Voice/Vision Holocaust Survivor Oral History Archive

Marton Adler - July 13, 1989

Religious Life

Was your family at home a religious family?

Yes. Yes. Over there everybody was religious. There was no such thing as religious or not religious. The only thing that could have been was very religious. I mean everybody was religious just a question how religious. How you know ultra, ultra or just religious. But everybody was religious.

Do you remember going to Synagogue regularly?

Oh yes, definitely. We were taught from the first thing you got up in the morning you had to say a prayer which I know until today by heart ??? I acknowledge to you God. You gave me back my soul ??? my belief in you is forever. ??? The first rule of Israel is to fear God. ??? All those that do it have good sense. ??? At the time I just knew the prayer but today at the age of sixty I understand it. And we washed our hands and we, again we went to Cheder and we studied. I mean this was all day long we, as children we had to go to Cheder and to religious school, to Jewish school, and from there we went to secular school which was the law. You had to do it. So we complied with the law.

So you would go first in the morning to Hebrew school?

Yeah, well to explain it to you, about the simplest way would be that we took off time from the school, from the Hebrew school to go to regular school. You went to school all day long starting as early as six o'clock in the morning. Six o'clock in the morning you were already in school and they would teach you Chumash, and Rashi as you progressed and in the afternoon then you went to regular school and from school you may of went home, maybe ate lunch and then two o'clock, three o'clock, you went back to Cheder and you studied as late 'til eight or nine o'clock at night. Eight o'clock. I mean that was their aim in life. Their aim in life in that region was simply to give an education to the children.

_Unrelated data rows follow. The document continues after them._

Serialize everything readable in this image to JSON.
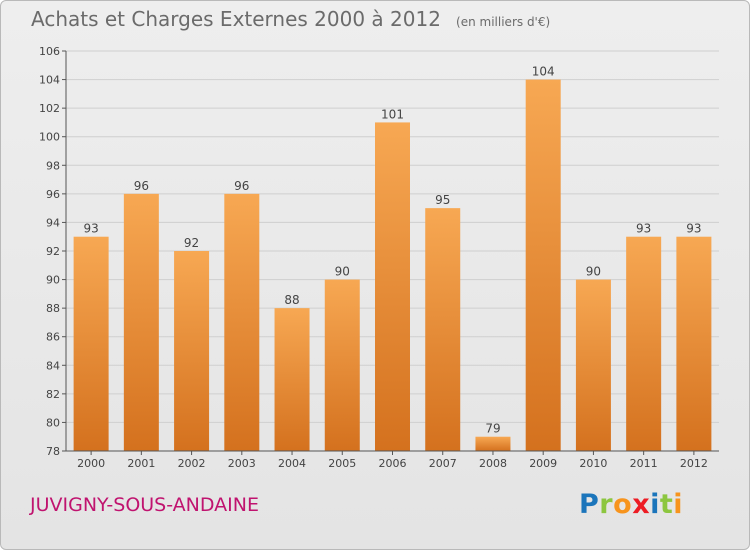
{
  "title": "Achats et Charges Externes 2000 à 2012",
  "subtitle": "(en milliers d'€)",
  "location": "JUVIGNY-SOUS-ANDAINE",
  "brand": "Proxiti",
  "colors": {
    "bar_light": "#f7a853",
    "bar_dark": "#d4711e",
    "grid": "#cfcfcf",
    "axis": "#555555",
    "title": "#6b6b6b",
    "location": "#c0136f"
  },
  "chart_data": {
    "type": "bar",
    "title": "Achats et Charges Externes 2000 à 2012",
    "subtitle": "(en milliers d'€)",
    "categories": [
      "2000",
      "2001",
      "2002",
      "2003",
      "2004",
      "2005",
      "2006",
      "2007",
      "2008",
      "2009",
      "2010",
      "2011",
      "2012"
    ],
    "values": [
      93,
      96,
      92,
      96,
      88,
      90,
      101,
      95,
      79,
      104,
      90,
      93,
      93
    ],
    "xlabel": "",
    "ylabel": "",
    "ylim": [
      78,
      106
    ],
    "yticks": [
      78,
      80,
      82,
      84,
      86,
      88,
      90,
      92,
      94,
      96,
      98,
      100,
      102,
      104,
      106
    ],
    "grid": true,
    "legend": "none"
  }
}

It sounds like you were in school almost to become a rabbi?

That is true. I mean you were in school actually all week long. The only time when school ended was Friday afternoon, Friday around two o'clock to prepare for the Sabbath and Friday night we went to the synagogue. Everybody, my father would take me, you know, by the hand, I would sit next to him, I was the oldest. And my brothers, my two brothers, we all went to this so my mother was at home preparing getting ready for the Sabbath meal. And you'd come back from the synagogue, everything was sparkled and clean and you had this Sabbath meal. If you starved through the week what for the Sabbath, you had a little meat and a little fish and we sang songs and praised God and Saturday morning again we'd go to the synagogue and have the meal and maybe the parents would take a little nap after the meal and like myself I went back to school and we would study on the Saturday in the summer time we studied Pirkey Avot, chapter of our fathers or Ethics of our Fathers, the Trabus [Talmud], or we would go the rabbi he would examine us like a test if we studied for the week. And that was our life and so laid back and Sunday all day in school again, Hebrew school. They might give you off ten or fifteen minutes to play in the yard but I was in school seven days a week.